The use of facial recognition to secure payments is set to double by 2025, according to Juniper Research. The company also expected fingerprint scans and voice-recognition usage to grow in the next four years.
Starting with facial recognition, Juniper Research’s new report estimated that the number of global users utilising these solutions will skyrocket from 671 million in 2020 to 1.4 billion by 2025. The growth is expected to be fuelled by the amplified pervasiveness of solutions like iPhone Face ID. An example of the market’s growth is the fact that facial recognition startup NtechLab raised $15m in a funding round in September last year.
However, Juniper Research market analysts noted that only 17% of smartphones are predicted to feature facial scans in the future.
That’s a noticeable contrast to fingerprint scans, which are set to become ubiquitous over the next four years to feature in 93% of all smartphones by 2025. And it won’t just be in phones, tablets and phablets.

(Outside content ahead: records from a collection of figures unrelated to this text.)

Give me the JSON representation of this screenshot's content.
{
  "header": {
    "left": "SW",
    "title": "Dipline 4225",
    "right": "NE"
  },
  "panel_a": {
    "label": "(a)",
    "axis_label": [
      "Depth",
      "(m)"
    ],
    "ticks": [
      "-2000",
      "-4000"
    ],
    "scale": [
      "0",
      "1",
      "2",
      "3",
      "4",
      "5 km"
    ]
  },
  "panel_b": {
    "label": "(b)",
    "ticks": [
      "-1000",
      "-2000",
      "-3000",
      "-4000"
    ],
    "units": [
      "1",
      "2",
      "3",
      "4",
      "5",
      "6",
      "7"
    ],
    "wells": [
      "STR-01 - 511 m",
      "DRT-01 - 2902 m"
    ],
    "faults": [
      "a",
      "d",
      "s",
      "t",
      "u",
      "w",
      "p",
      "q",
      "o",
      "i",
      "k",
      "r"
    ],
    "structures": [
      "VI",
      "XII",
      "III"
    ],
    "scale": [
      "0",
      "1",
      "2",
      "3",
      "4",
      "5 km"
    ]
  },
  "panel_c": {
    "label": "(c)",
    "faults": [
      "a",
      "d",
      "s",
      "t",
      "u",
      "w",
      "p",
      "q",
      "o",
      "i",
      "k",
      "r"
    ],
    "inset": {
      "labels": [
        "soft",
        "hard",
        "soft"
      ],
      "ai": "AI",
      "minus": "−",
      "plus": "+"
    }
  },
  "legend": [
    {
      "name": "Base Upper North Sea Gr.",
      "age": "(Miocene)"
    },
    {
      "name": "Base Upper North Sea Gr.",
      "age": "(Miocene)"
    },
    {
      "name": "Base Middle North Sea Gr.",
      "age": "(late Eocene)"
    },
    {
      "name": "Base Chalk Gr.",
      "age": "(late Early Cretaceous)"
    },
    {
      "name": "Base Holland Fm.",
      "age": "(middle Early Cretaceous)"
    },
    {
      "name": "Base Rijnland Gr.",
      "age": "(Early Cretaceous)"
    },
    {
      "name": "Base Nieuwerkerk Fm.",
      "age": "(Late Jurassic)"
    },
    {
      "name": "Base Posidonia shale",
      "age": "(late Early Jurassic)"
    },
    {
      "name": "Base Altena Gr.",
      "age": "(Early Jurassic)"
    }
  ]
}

Case in point, Mastercard and Samsung unveiled a new fingerprint-enabled payments card in March this year.
Similarly, the report noted that voice recognition for payments is expected to grow from 111 million users in 2020, to over 704 million in 2025. Researchers though expected that this growth will mostly remain within the banking world and struggle to grow beyond it.
“Hardware-based facial recognition is growing, but the ability to carry out facial recognition via software is limiting its adoption rate,” said Susan Morrow, co-author of the report. “As the need for a secure mobile authentication environment grows, smartphone vendors will need to increasingly turn to more robust hardware-based systems to keep pace with fraudsters’ evolving tactics.”

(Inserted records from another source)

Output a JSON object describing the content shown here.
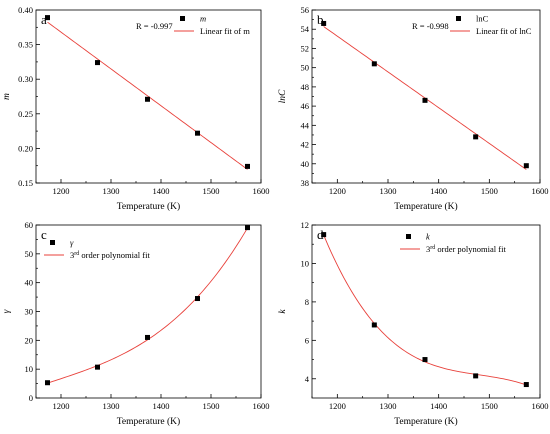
{
  "figure": {
    "colors": {
      "axis": "#000000",
      "fit_line": "#e8413b",
      "marker": "#000000"
    }
  },
  "chart_data": [
    {
      "panel": "a",
      "type": "scatter",
      "fit": "linear",
      "xlabel": "Temperature (K)",
      "ylabel": "m",
      "ylabel_italic": true,
      "xlim": [
        1150,
        1600
      ],
      "ylim": [
        0.15,
        0.4
      ],
      "xticks": [
        1200,
        1300,
        1400,
        1500,
        1600
      ],
      "yticks": [
        0.15,
        0.2,
        0.25,
        0.3,
        0.35,
        0.4
      ],
      "ytick_decimals": 2,
      "x": [
        1173,
        1273,
        1373,
        1473,
        1573
      ],
      "y": [
        0.389,
        0.324,
        0.271,
        0.222,
        0.174
      ],
      "annotation": "R = -0.997",
      "legend": {
        "position": "top-right",
        "marker_label": "m",
        "marker_italic": true,
        "line_label": "Linear fit of m"
      }
    },
    {
      "panel": "b",
      "type": "scatter",
      "fit": "linear",
      "xlabel": "Temperature (K)",
      "ylabel": "lnC",
      "ylabel_italic": true,
      "xlim": [
        1150,
        1600
      ],
      "ylim": [
        38,
        56
      ],
      "xticks": [
        1200,
        1300,
        1400,
        1500,
        1600
      ],
      "yticks": [
        38,
        40,
        42,
        44,
        46,
        48,
        50,
        52,
        54,
        56
      ],
      "ytick_decimals": 0,
      "x": [
        1173,
        1273,
        1373,
        1473,
        1573
      ],
      "y": [
        54.6,
        50.4,
        46.6,
        42.8,
        39.8
      ],
      "annotation": "R = -0.998",
      "legend": {
        "position": "top-right",
        "marker_label": "lnC",
        "marker_italic": false,
        "line_label": "Linear fit of lnC"
      }
    },
    {
      "panel": "c",
      "type": "scatter",
      "fit": "polynomial-3",
      "xlabel": "Temperature (K)",
      "ylabel": "γ",
      "ylabel_italic": true,
      "xlim": [
        1150,
        1600
      ],
      "ylim": [
        0,
        60
      ],
      "xticks": [
        1200,
        1300,
        1400,
        1500,
        1600
      ],
      "yticks": [
        0,
        10,
        20,
        30,
        40,
        50,
        60
      ],
      "ytick_decimals": 0,
      "x": [
        1173,
        1273,
        1373,
        1473,
        1573
      ],
      "y": [
        5.3,
        10.7,
        21.0,
        34.5,
        59.1
      ],
      "annotation": "",
      "legend": {
        "position": "top-left",
        "marker_label": "γ",
        "marker_italic": true,
        "line_label": "3",
        "line_label_sup": "rd",
        "line_label_rest": " order polynomial fit"
      }
    },
    {
      "panel": "d",
      "type": "scatter",
      "fit": "polynomial-3",
      "xlabel": "Temperature (K)",
      "ylabel": "k",
      "ylabel_italic": true,
      "xlim": [
        1150,
        1600
      ],
      "ylim": [
        3,
        12
      ],
      "xticks": [
        1200,
        1300,
        1400,
        1500,
        1600
      ],
      "yticks": [
        4,
        6,
        8,
        10,
        12
      ],
      "ytick_decimals": 0,
      "x": [
        1173,
        1273,
        1373,
        1473,
        1573
      ],
      "y": [
        11.5,
        6.8,
        5.0,
        4.15,
        3.7
      ],
      "annotation": "",
      "legend": {
        "position": "top-center",
        "marker_label": "k",
        "marker_italic": true,
        "line_label": "3",
        "line_label_sup": "rd",
        "line_label_rest": " order polynomial fit"
      }
    }
  ]
}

A recent report from GlobalData echoed the sentiment that more innovation is needed in this space.
“Mobile especially is an ideal form factor for leveraging biometric security systems, as the hardware for reading biometric indicators (cameras, thumbprint readers) is already built into most smartphones,” GlobalData researchers said in a recent report. “For other areas of payments, such as online payments via desktop or laptop, or for non-mobile payments at the POS, additional hardware would be needed to support biometric authentication. Thus, as regulators push for stronger forms of authentication to deal with the pressure of card-not-present fraud, mobile will become more important in payments generally because it is well-positioned to support biometric security.”